Charles Perrault fait aussi acheter les livres des académiciens décédés, afin de constituer une véritable bibliothèque à l’Académie. Il propose également d’élire les nouveaux membres par le biais de scrutins et de billets, afin de donner à chacun la liberté de nommer un prétendant, plutôt qu’il ne soit imposé par un membre influent du gouvernement. Pour ce faire, Charles achète « une petite machine, pour faire ces élections » 196 . L’assemblée se tient habituellement dans l’hôtel de son protecteur. Lorsque le Roi prend la place du chancelier, au décès de celui-ci, elle se tient au Louvre, dans un appartement meublé par le garde des sceaux, comportant une bibliothèque que le roi dote des doublons de la bibliothèque royale et dont Charles s’occupera. L’Académie travaille à la fois sur les œuvres littéraires récentes et sur la pureté de la langue dont résulte le Dictionnaire197 . « M. Colbert ayant observé que les Assemblées de l’Académie ne se faisoient pas avec la régularité nécessaire pour bien avancer le travail du dictionnaire, où il y avoit plus de quarante ans qu’elle travaillait, y établir l’ordre que je vais dire. Il n’y avoit point d’heure réglée à laquelle elle dût finir : les uns venoient de bonne heure, les autres fort tard ; les uns y entroient lorsque les autres commençoient à en sortir, et quelquefois tout l’assemblée se passoit à dire des nouvelles. Il fut résolu qu’elle commençeroit à trois heures sonnantes, et qu’elle finiroit lorsque cinq heures sonneroient. » 198 L’institution dispose dès lors d’une horloge, d’un registre tenu par Charles Perrault, d’écritoires et de jetons. Ces derniers sont une idée de l’écrivain. Les quarante jetons par jour (un pour chaque académicien) permettent de calculer l’assiduité des membres de l’assemblée. Pour donner l’exemple, Charles refuse ses jetons en cas de retard de sa part. De plus, il s’implique beaucoup sur le projet du Dictionnaire de l’Académie françoise199, dont une première version est achevée et imprimée en 1694 chez Coignard. Il tente ainsi de fixer l’orthographe des mots de la langue française.
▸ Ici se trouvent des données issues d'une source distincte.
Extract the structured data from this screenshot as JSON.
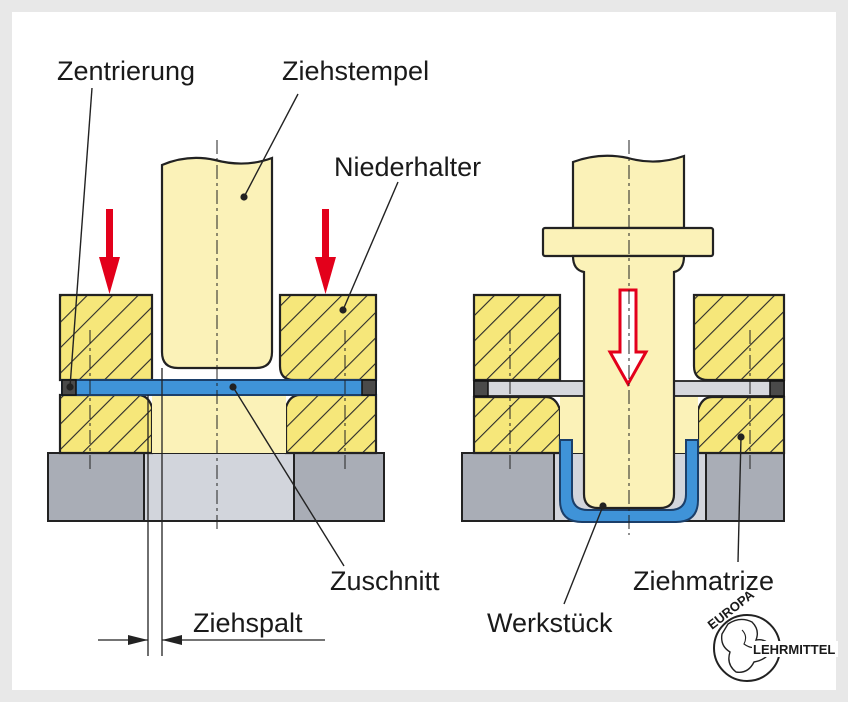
{
  "labels": {
    "zentrierung": "Zentrierung",
    "ziehstempel": "Ziehstempel",
    "niederhalter": "Niederhalter",
    "zuschnitt": "Zuschnitt",
    "ziehspalt": "Ziehspalt",
    "werkstueck": "Werkstück",
    "ziehmatrize": "Ziehmatrize"
  },
  "logo": {
    "top": "EUROPA",
    "bottom": "LEHRMITTEL"
  },
  "colors": {
    "punch": "#fbf2b8",
    "hatch_fill": "#f6e77a",
    "blank": "#3f93d8",
    "table": "#a9adb6",
    "arrow": "#e3001b"
  },
  "icons": {
    "force_arrow": "red-down-arrow-icon",
    "motion_arrow": "hollow-down-arrow-icon",
    "logo": "europa-lehrmittel-logo-icon"
  }
}
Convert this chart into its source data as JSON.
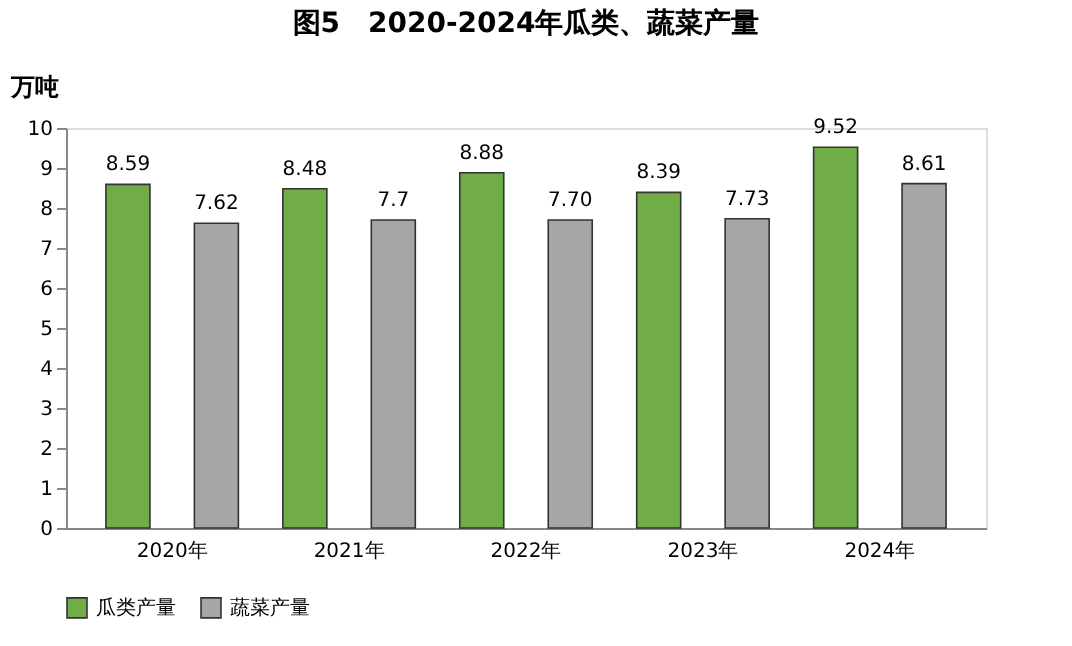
{
  "chart_data": {
    "type": "bar",
    "title": "图5　2020-2024年瓜类、蔬菜产量",
    "ylabel": "万吨",
    "categories": [
      "2020年",
      "2021年",
      "2022年",
      "2023年",
      "2024年"
    ],
    "series": [
      {
        "name": "瓜类产量",
        "color": "#70ad47",
        "values": [
          8.59,
          8.48,
          8.88,
          8.39,
          9.52
        ],
        "value_labels": [
          "8.59",
          "8.48",
          "8.88",
          "8.39",
          "9.52"
        ]
      },
      {
        "name": "蔬菜产量",
        "color": "#a6a6a6",
        "values": [
          7.62,
          7.7,
          7.7,
          7.73,
          8.61
        ],
        "value_labels": [
          "7.62",
          "7.7",
          "7.70",
          "7.73",
          "8.61"
        ]
      }
    ],
    "ylim": [
      0,
      10
    ],
    "yticks": [
      0,
      1,
      2,
      3,
      4,
      5,
      6,
      7,
      8,
      9,
      10
    ],
    "grid": false,
    "legend": "bottom"
  }
}
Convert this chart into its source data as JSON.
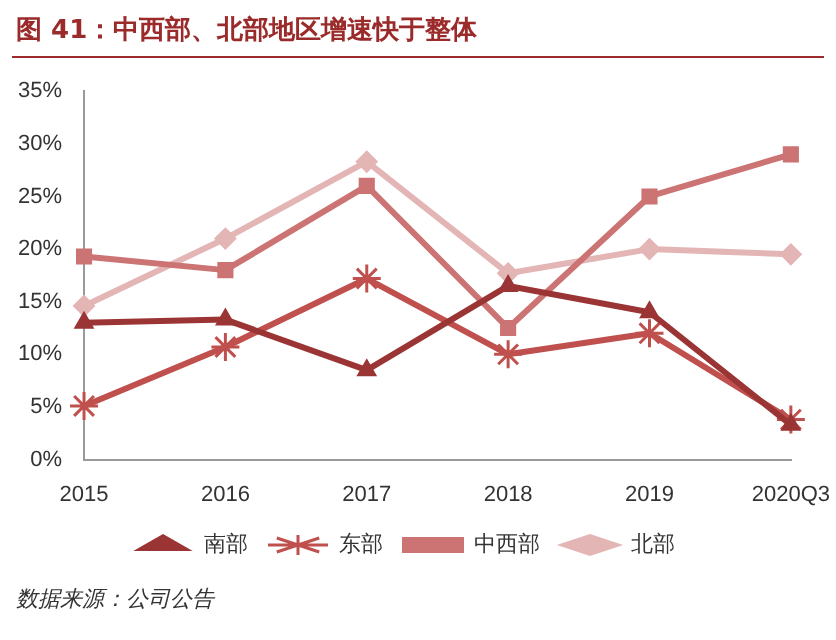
{
  "chart_data": {
    "type": "line",
    "title": "图 41：中西部、北部地区增速快于整体",
    "annotations": [
      "数据来源：公司公告"
    ],
    "categories": [
      "2015",
      "2016",
      "2017",
      "2018",
      "2019",
      "2020Q3"
    ],
    "ylim": [
      0,
      35
    ],
    "yticks": [
      {
        "value": 0,
        "label": "0%"
      },
      {
        "value": 5,
        "label": "5%"
      },
      {
        "value": 10,
        "label": "10%"
      },
      {
        "value": 15,
        "label": "15%"
      },
      {
        "value": 20,
        "label": "20%"
      },
      {
        "value": 25,
        "label": "25%"
      },
      {
        "value": 30,
        "label": "30%"
      },
      {
        "value": 35,
        "label": "35%"
      }
    ],
    "grid": false,
    "legend": "bottom",
    "line_style": "solid",
    "series": [
      {
        "name": "南部",
        "color": "#9b3535",
        "marker": "triangle",
        "values": [
          13,
          13.3,
          8.5,
          16.5,
          14,
          3.3
        ]
      },
      {
        "name": "东部",
        "color": "#c0504d",
        "marker": "cross",
        "values": [
          5.1,
          10.7,
          17.2,
          10,
          12,
          3.8
        ]
      },
      {
        "name": "中西部",
        "color": "#cc7373",
        "marker": "square",
        "values": [
          19.3,
          18,
          26,
          12.5,
          25,
          29
        ]
      },
      {
        "name": "北部",
        "color": "#e3b5b5",
        "marker": "diamond",
        "values": [
          14.6,
          21,
          28.3,
          17.7,
          20,
          19.5
        ]
      }
    ]
  }
}
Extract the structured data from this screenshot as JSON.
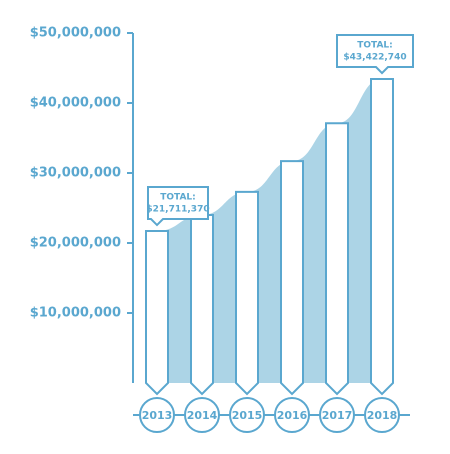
{
  "chart_data": {
    "type": "bar",
    "categories": [
      "2013",
      "2014",
      "2015",
      "2016",
      "2017",
      "2018"
    ],
    "values": [
      21711370,
      24000000,
      27300000,
      31700000,
      37100000,
      43422740
    ],
    "color": "#5aa7cf",
    "area_color": "#acd4e6",
    "ylim": [
      0,
      50000000
    ],
    "yticks": [
      {
        "value": 10000000,
        "label": "$10,000,000"
      },
      {
        "value": 20000000,
        "label": "$20,000,000"
      },
      {
        "value": 30000000,
        "label": "$30,000,000"
      },
      {
        "value": 40000000,
        "label": "$40,000,000"
      },
      {
        "value": 50000000,
        "label": "$50,000,000"
      }
    ],
    "annotations": [
      [
        "TOTAL:",
        "$21,711,370"
      ],
      [
        "TOTAL:",
        "$43,422,740"
      ]
    ]
  }
}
Si Charles Perrault a pu faire accepter tant de réformes aux académiciens, c’est parce qu’il est soutenu par Colbert. Il représente en effet le ministre et l’informe des artistes et écrivains en vogue. Colbert quant à lui guide les travaux et les recherches du conseil par l’intermédiaire de Charles. Ses confrères sont persuadés qu’il agit uniquement sur les ordres du surintendant. Bien que cela ne soit pas entièrement faux, les améliorations résultent principalement d’idées originales de Charles. Alors qu’il est obligeant, serviable et d’une fidélité sans faille envers ses amis et protecteurs (Paul Scarron, Madeleine de Scudéry, dont il fréquente assidûment le salon, et Jean-Baptiste Colbert), il est rapidement jalousé et rendu responsable des décisions royales. Cette fidélité s’applique également envers les membres de sa famille, avec laquelle il est très proche. Lorsque Colbert demande à la Petite Académie de faire le choix des membres de la nouvelle Académie des Sciences, Charles convainc son frère, Claude, médecin et architecte, d’en faire partie.
196 Idem, p. 96. 197 Académie française, Le Dictionnaire de l’Académie françoise, dédié au Roy, Paris, J.-B. Coignard, 1694. 198 PERRAULT, Charles, Mémoires de ma vie, op. cit., p. 96. 199 Ibidem.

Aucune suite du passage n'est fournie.